Рыжая | страница 6



Несмотря на то, что прошло порядочно времени с моего прибытия, и уже близился Хеллоуин, некоторые всё ещё приставали ко мне с расспросами вроде:

“А ты правда ненавидишь маглов?” — на что я только измученно вздыхала: ну зачем вдаваться в крайности? Мне просто на них плевать с Астрономической башни.

“Что сказали родители, когда узнали о твоём распределении, Рыжая?” — а сами будто они не слышали? Вопилер орал на весь Большой зал!

“Ну, Рыжая, как тебе на Слизерине? “— а это вообще было сказано с нескрываемым ехидством. Похоже, некоторые от души надеялись, что я пойду к директору с просьбой перевестись на другой факультет. Хотя такое попросту невозможно: эти недоумки просто не читали "Историю Хогвартса".

То и дело мелькало это странное прозвище: Рыжая. Я спрашивала Дафну, почему меня стали так называть. Та лишь пожала плечами:

— Уизли на нашем факультете стало скорее нарицательным. Оно значит — любитель маглов и грязнокровок. Как правило, гриффиндорец. Ты таковой не являешься, поэтому как, кроме Рыжей, тебя ещё называть?

— Джинни. Почему бы и нет? — усмехнулась я.

— Слишком просто, — отмахнулась Дафна. — Зачем запоминать имя, всё видно по твоим волосам. Кстати, я говорила, что тебе идёт зелёный галстук?

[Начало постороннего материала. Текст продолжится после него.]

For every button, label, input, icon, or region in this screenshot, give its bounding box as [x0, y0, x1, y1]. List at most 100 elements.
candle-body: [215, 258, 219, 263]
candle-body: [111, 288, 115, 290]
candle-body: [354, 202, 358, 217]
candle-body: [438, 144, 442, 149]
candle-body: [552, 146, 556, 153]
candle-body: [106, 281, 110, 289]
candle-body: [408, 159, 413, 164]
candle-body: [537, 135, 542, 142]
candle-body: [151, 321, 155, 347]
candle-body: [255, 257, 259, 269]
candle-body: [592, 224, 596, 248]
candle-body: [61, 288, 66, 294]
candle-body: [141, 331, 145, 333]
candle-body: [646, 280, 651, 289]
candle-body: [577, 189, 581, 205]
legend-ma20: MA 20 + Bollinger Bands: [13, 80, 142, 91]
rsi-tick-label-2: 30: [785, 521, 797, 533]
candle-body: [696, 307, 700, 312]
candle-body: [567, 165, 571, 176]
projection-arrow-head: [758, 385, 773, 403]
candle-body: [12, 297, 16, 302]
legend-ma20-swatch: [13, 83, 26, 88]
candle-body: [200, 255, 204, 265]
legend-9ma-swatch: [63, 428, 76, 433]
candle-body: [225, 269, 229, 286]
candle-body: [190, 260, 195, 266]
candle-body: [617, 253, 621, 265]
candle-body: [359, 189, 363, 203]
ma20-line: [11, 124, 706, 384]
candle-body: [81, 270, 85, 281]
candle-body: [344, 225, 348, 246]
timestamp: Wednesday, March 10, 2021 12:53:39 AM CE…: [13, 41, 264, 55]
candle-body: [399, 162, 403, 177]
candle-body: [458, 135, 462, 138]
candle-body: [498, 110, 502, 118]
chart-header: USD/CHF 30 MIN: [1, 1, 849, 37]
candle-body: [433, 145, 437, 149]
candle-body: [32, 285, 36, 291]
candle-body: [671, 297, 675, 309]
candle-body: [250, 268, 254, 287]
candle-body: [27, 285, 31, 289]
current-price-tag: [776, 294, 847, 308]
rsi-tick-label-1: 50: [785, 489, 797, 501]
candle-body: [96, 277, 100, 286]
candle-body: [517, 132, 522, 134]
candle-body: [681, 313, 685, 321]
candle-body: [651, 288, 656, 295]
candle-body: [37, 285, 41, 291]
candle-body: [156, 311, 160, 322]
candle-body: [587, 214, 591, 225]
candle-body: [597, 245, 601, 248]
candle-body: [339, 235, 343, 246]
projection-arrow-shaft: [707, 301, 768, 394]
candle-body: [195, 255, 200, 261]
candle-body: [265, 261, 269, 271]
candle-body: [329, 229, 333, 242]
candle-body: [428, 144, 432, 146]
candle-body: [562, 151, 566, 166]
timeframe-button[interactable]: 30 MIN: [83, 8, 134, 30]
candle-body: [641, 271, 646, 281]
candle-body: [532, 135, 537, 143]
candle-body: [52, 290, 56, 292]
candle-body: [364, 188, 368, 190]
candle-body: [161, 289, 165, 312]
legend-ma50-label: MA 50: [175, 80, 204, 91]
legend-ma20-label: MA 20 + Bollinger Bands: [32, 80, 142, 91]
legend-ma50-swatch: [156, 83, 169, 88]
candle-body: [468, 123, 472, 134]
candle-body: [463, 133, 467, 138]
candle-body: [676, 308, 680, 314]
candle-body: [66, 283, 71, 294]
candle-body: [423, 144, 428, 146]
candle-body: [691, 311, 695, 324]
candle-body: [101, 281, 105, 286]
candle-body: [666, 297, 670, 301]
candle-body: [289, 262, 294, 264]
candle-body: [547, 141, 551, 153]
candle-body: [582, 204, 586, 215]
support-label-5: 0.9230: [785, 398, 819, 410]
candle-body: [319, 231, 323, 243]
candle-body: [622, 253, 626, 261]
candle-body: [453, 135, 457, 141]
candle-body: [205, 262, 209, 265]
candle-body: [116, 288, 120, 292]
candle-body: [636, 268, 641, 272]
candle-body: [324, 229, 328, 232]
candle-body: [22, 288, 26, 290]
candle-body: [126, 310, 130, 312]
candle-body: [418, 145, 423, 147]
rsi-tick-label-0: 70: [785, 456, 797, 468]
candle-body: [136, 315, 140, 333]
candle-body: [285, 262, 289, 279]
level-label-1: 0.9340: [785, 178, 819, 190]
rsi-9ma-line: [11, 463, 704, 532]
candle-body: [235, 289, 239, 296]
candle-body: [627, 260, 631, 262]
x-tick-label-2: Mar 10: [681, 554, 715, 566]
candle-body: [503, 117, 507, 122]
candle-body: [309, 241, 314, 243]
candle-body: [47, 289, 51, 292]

Прозвучало довольно двусмысленно.

Впрочем, на Слизерине было много прозвищ. Дафна по праву считалась Ледяной Принцессой. Панси Паркинсон за глаза называли мопсом. Хотя эта кличка вполне оправдывала себя... Блейз Забини занял самую высокую иерархическую ступень — Король Слизерина, хотя он всего-навсего второкурсник. Зато самый богатый на факультете, его мать ухитрилась семь раз выйти замуж, и каждый раз её жених погибал при странных обстоятельствах, умудряясь оставить даме в наследство кучу золота. В связи с этим род Забини получил неслыханное богатство и популярность. А это на нашем факультете много чего значит.

Потому, если учитывать совсем оскорбительную кличку Милисенты Булдстроуд — "Троллиха" — то “Рыжая” — вполне безобидное прозвище.

Я часто встречалась с Фредом и Джорджем. Если они и осуждали мой выбор, то умело это скрывали, не желая меня расстраивать.

— Не бойся, Джин, — сказал как-то Фред. — Мы с тобой, что бы остальные не думали.

Перси и Рон, напротив, при встрече в коридоре отворачивались, не желая меня видеть. И если судить по тому, насколько они бывают обидчивы, прощения от них мне ждать нескоро.

Не хочу признаваться, но... порой меня это расстраивает. За два месяца ни мама, ни папа, ни Билл или Чарли не написали мне ни одного письма. Первой я писать уж точно не буду. Во-первых: моя самовлюбленная гордость, а во-вторых — чем уж я так провинилась?